その点で言えばルナスは条件が特殊だけど、強さという点も加えて人気勇者になれる可能性は大いに秘めている。
ドラークが達成するはずだった依頼をあっさりクリアした事で王宮での評価も上がったそうだし、期待の新星となっているだろう。
更に言えば現地で人質を救い、足早に去っていった様子は……俺があの村の少年だったなら憧れるだろうな。
「君の場合は自己主張すべき時に黙っているのが周囲に認識してもらえない理由だろう。レンジャーとしての修行が理由かもしれんな」
割と図星な所を指摘されたような気がする。
レンジャーってのは解錠に始まり、罠の解除とか索敵を主にして戦闘では弓矢などを使用する。
その特性から奇襲が主な戦闘スタイルになるので目立たないように行動するのが身についてしまっている。
もちろん普通にしゃべったりは出来るけど、レンジャーとしての感覚が目立つなと制止すると言うか……この辺りは適正とか、性分もあると思う。

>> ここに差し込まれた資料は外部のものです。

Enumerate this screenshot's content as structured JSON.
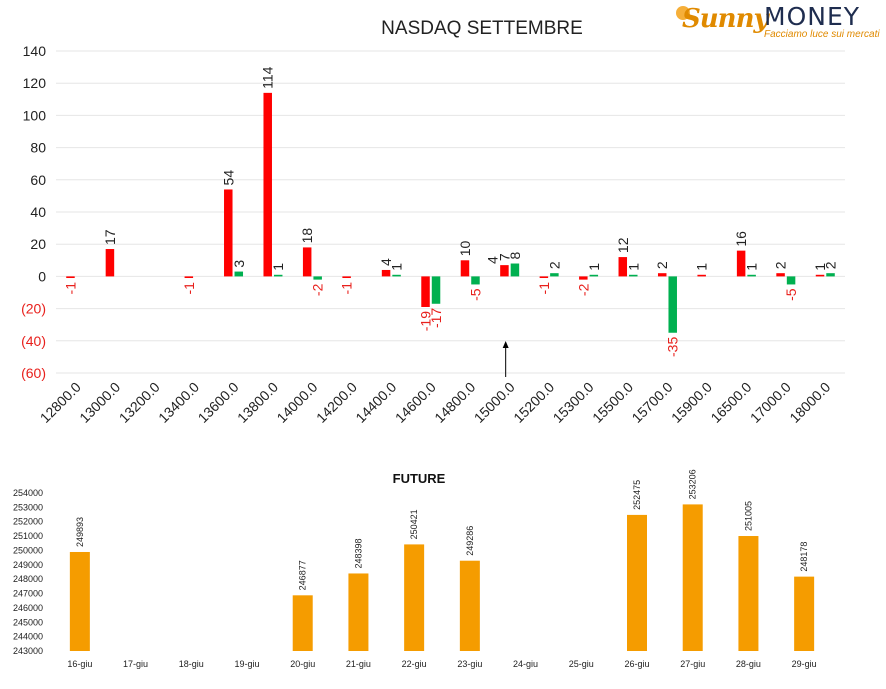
{
  "logo": {
    "brand_a": "Sunny",
    "brand_b": "MONEY",
    "tagline": "Facciamo luce sui mercati"
  },
  "colors": {
    "positive": "#ff0000",
    "negative": "#00b050",
    "future": "#f59c00",
    "neg_label": "#e8201c"
  },
  "chart_data": [
    {
      "type": "bar",
      "title": "NASDAQ SETTEMBRE",
      "ylim": [
        -60,
        140
      ],
      "yticks": [
        140,
        120,
        100,
        80,
        60,
        40,
        20,
        0,
        -20,
        -40,
        -60
      ],
      "ytick_labels": [
        "140",
        "120",
        "100",
        "80",
        "60",
        "40",
        "20",
        "0",
        "(20)",
        "(40)",
        "(60)"
      ],
      "categories": [
        "12800.0",
        "13000.0",
        "13200.0",
        "13400.0",
        "13600.0",
        "13800.0",
        "14000.0",
        "14200.0",
        "14400.0",
        "14600.0",
        "14800.0",
        "15000.0",
        "15200.0",
        "15300.0",
        "15500.0",
        "15700.0",
        "15900.0",
        "16500.0",
        "17000.0",
        "18000.0"
      ],
      "series": [
        {
          "values": [
            -1,
            17,
            null,
            -1,
            54,
            114,
            18,
            -1,
            4,
            -19,
            10,
            7,
            -1,
            -2,
            12,
            2,
            1,
            16,
            2,
            1
          ]
        },
        {
          "values": [
            null,
            null,
            null,
            null,
            3,
            1,
            -2,
            null,
            1,
            -17,
            -5,
            8,
            2,
            1,
            1,
            -35,
            null,
            1,
            -5,
            2
          ]
        }
      ],
      "annotations": [
        {
          "text": "4",
          "category": "15000.0",
          "near_value": 4
        },
        {
          "type": "arrow",
          "category": "15000.0",
          "direction": "up"
        }
      ]
    },
    {
      "type": "bar",
      "title": "FUTURE",
      "ylim": [
        243000,
        254000
      ],
      "yticks": [
        254000,
        253000,
        252000,
        251000,
        250000,
        249000,
        248000,
        247000,
        246000,
        245000,
        244000,
        243000
      ],
      "categories": [
        "16-giu",
        "17-giu",
        "18-giu",
        "19-giu",
        "20-giu",
        "21-giu",
        "22-giu",
        "23-giu",
        "24-giu",
        "25-giu",
        "26-giu",
        "27-giu",
        "28-giu",
        "29-giu"
      ],
      "values": [
        249893,
        null,
        null,
        null,
        246877,
        248398,
        250421,
        249286,
        null,
        null,
        252475,
        253206,
        251005,
        248178
      ]
    }
  ]
}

「君の顔は初対面の印象で悪いとはとても思われない程に整っているのだよ? 覚えて貰えないのはその話術が理由でしかない」
「まあ……そこはレンジャーとして、情報収集の授業とかでね。それでもスキル持ちに比べたら大した事は無いさ」
「文字通り何処かで君が活躍している所を見せれば人気も出るだろう。強さというのは人気の要素でもあるんだ。少なくとも君は顔では悪印象は持たれん」
「ヌマー」
うーん……俺とクマールのブロマイドが仮に出たとして人気が出る事があるのかねー。
なんて思いながら俺達は迷宮をどんどん進んで行った。
当然のことながら迷宮内でも野宿は行われるぞ。
ちょうど良さそうな小部屋とか行き止まりでテントを張ったりして休む。
迷宮は不思議な空間でもあるので焚き火を焚いても息が出来るし風も通っている。
そうして迷宮内を潜って……16階・密林地形の迷宮に差し掛かった。
「ヌマ……ヌマー!」
くんくんとクマールが鼻を鳴らして目をキラキラとさせ始める。
えーっとこの階層はジャングルビーという昆虫型の魔物が生息している階層だ。
「ヌマ! ヌマヌマ!」
「どうしたクマール?」
「ヌマ!」
こっち! こっちから良い匂いがするよ! とばかりにクマールが迷宮内を指し示す。
当然のことながらジャングルビーとスパイクジェリーというトゲを射出してくる危険な魔物が生息している階層。
把握で周囲を常時確認しながら危険な罠、主に毒矢や落石の罠を警戒しなければならない。